I am interested in your question but I am unclear as to what you mean?
Your comment seems to imply a profit motive (bottom line) in our teaching in the sense that we are helping students to learn things that will maximise profit while ignoring societal, environmental, and community issues.
Is there possibly a wider context in the sense that economics doesn't really teach about how money is created or that we don't teach students to think critically? One of my students in evaluating my teaching criticised it because I was wanting them to think. None of my fellow lectures criticised me for doing that but I ask the question "why did that student think that expecting him to think was not what education was about?"
If the expectation of students is that education isn't fostering deeper thinking then maybe we are programming students to perpetuate the faults in the way society and business work. The consequence of that is that we are implicit in causing the crisis in society if those crisis are caused by a system or processes that need to be challenged.
Of course my view is tainted by my assessment that our economic and monetary system needs to change and that we need to be challenging the assumptions upon which it is built. If education is not helping with the next generation asking those questions then "higher education" is a "partner in crime".
Well, indeed, critical thinking and reflection were (and might in som cases continue to be) missing in action when it comes to teaching business at universities... I liked your statement, as this really brief what I mean (in response to your first line) ... If education is not helping with the next generation asking those questions then "higher education" is a "partner in crime". And, unfortunately, in some instances this is the case! Well, the question that poses itself now - why CRITICAL THINKING OR THINKING is considered an addition to rather than being an integral part!? May be we need to re-train the lecturers not the students... and ask them to take the more difficult route rather than only, which might increase their work load when it comes to designing and marking assessments that engage the students' critical thinking and reflection abilities.
I think the issue of workload and to some extent the external assessment requirements are part of the problem. When under pressure to prepare materials for teaching, it is easy to fall back to the PowerPoint slide and recall type assessment rather than to take time to think of exercises that force students to think through the issues. I want to avoid critical statements of the methods of assessing teaching, research, and university rankings but all these can and I believe do send the wrong message to teachers and lecturers. As a consequence, our teaching goes in the wrong direction.
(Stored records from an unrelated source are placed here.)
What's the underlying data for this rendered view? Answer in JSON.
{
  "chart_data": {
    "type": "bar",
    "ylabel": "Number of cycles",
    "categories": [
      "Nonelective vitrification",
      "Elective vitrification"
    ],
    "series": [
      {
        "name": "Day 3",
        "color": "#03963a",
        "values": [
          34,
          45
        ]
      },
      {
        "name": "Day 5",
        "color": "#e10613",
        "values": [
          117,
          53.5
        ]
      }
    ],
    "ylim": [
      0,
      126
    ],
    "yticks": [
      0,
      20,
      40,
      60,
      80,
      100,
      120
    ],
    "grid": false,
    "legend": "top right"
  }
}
Here in the UK, I believe this is clearly the case with the schooling focus on obtaining GCSEs. It sounds good to be able to say that students are obtaining these qualifications but if the coaching to obtain those grades has pushed the students to focus on lower level cognitive skills of recall and maybe application then we are missing the point.
My institution is a vocationally focused university but there is a clear emphasis on doing things that will improve our rating in things like the National Student Survey, University Rankings, REFs, and Employability. These often dominate discussions leaving crucial issues left out of discussions.
I see this focus pushing for us to teach what industry wants and not to have graduates who might question current practice. So coming back to your question, yes, I see us as "partners in crime" and that is the reason that I post provocative quotes and signs on my door and put challenging quotes into my lecture slides.
Its also why I support campaign groups like 'Positive Money', 'Basic Income', 'Peace Groups', and sustainability campaigns because we need to be forcing people to rethink what we are doing, the assumptions that society works under, and what is happening in wider society.
We need our students to be seeing the assumptions behind politicians statements and to be questioning whether those assumptions are valid. If we don't history will continue to repeat itself and more frequently than in the past. UK is already following a path which will lead to the next crash by following policies that brought about the previous crash. Our leading public school educated politicians do not understand that there is an alternative to austerity and borrowing. How can they when they haven't learnt to think critically? They learnt the system worked on basic assumptions that they believe can't be changed but those assumptions favour those who already possess the wealth and those who control money creation. The only way to change that thinking is to train the next generation to be more open to challenging the assumptions and education isn't doing that.
Very good contribution Errol, I would comment on your statement " The only way to change that thinking is to train the next generation to be more open to challenging the assumptions and education isn't doing that." however, this might happen in the western world, but not in the developing countries... Well, I would like to hear of examples if this happens.